From a "dumb" visit, strictly speaking... A website can get the information sent to them from the headers you send, as well as the metadata from the packets you send, and try to use plugins to see if they exist, then get information from them...
Without the server requesting anything special, this is what my browser sends:
GET / HTTP/1.1
User-Agent: Opera/9.80 (X11; Linux x86_64; U; Edition Linux Mint; en) Presto/2.10.289 Version/12.02
Host: 127.0.0.1:7590
Accept: text/html, application/xml;q=0.9, application/xhtml+xml, image/png, image/webp, image/jpeg, image/gif, image/x-xbitmap, */*;q=0.1
Accept-Language: en-CA,en;q=0.9
Accept-Encoding: gzip, deflate
Connection: Keep-Alive
If I was visiting that from another location, it would also likely send a "Refferer" field telling me what website I visited from.
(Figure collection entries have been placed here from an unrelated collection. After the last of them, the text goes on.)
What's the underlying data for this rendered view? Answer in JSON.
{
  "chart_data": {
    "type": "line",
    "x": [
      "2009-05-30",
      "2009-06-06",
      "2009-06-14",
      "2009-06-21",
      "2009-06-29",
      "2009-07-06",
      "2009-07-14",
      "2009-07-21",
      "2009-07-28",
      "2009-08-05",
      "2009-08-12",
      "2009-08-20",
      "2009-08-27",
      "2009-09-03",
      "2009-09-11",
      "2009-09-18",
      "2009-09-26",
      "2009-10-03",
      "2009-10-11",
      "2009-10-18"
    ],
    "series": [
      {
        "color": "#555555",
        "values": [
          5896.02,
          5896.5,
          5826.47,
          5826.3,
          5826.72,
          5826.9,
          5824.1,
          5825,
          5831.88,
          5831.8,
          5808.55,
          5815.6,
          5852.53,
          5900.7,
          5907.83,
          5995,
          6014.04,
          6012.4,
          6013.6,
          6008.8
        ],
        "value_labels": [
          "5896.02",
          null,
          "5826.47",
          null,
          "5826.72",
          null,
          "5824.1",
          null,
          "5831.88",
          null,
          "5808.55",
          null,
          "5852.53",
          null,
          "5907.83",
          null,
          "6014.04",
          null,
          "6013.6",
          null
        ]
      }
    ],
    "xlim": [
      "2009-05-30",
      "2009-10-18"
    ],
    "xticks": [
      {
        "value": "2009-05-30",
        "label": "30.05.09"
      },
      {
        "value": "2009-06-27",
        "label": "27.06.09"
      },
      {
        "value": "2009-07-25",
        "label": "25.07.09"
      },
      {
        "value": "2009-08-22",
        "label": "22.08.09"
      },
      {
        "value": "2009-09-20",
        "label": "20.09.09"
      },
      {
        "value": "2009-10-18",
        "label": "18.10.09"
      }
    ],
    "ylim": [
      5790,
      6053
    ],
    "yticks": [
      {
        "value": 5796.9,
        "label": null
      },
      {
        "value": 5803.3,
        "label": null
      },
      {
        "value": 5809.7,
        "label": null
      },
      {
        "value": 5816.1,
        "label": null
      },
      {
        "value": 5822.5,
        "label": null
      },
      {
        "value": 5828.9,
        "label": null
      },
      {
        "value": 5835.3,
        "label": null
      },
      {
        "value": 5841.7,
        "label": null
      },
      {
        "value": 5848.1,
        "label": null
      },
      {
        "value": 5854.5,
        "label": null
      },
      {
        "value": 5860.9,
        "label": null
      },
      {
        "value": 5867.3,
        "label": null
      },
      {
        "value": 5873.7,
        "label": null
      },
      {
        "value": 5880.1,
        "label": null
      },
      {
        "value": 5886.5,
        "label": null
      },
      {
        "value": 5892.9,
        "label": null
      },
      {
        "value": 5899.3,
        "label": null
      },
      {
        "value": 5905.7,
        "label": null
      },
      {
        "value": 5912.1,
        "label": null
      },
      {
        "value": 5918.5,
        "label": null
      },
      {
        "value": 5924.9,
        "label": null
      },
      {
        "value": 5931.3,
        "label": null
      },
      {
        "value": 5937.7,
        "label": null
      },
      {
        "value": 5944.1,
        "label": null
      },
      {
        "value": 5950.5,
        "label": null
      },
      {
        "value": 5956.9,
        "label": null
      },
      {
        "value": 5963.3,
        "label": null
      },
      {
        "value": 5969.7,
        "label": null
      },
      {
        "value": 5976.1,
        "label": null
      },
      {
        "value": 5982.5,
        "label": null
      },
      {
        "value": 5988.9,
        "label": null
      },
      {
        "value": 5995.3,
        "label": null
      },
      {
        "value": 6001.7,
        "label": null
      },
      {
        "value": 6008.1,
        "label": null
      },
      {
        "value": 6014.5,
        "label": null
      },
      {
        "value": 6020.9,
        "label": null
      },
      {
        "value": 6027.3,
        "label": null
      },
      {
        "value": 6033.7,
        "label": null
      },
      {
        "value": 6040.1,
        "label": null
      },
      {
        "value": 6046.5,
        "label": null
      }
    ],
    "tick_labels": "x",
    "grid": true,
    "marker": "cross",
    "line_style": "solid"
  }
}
And the packets contain things like your IP Address...
A server can request more information from your browser if it needs to, and you can see a list of things your browser can send here.
Now, using other tools, like the website you linked does, you can gain Whois information on any IP address, you can get a general location from Geo-IP services, and can tell a lot about what you are running using CGI processes to run scanners like Nmap or other similar tools...
In addition to this, there is the information you can get from Java if you allow it... And JavaScript can do some pretty nifty features if your ports are closed since it is run locally. (Like trying to retrieve information from certain ports since CORS can be bypassed locally)
This can be used for banner grabbing which can tell a site what versions of software you are using. It is not as elaborate as Nmap can be though.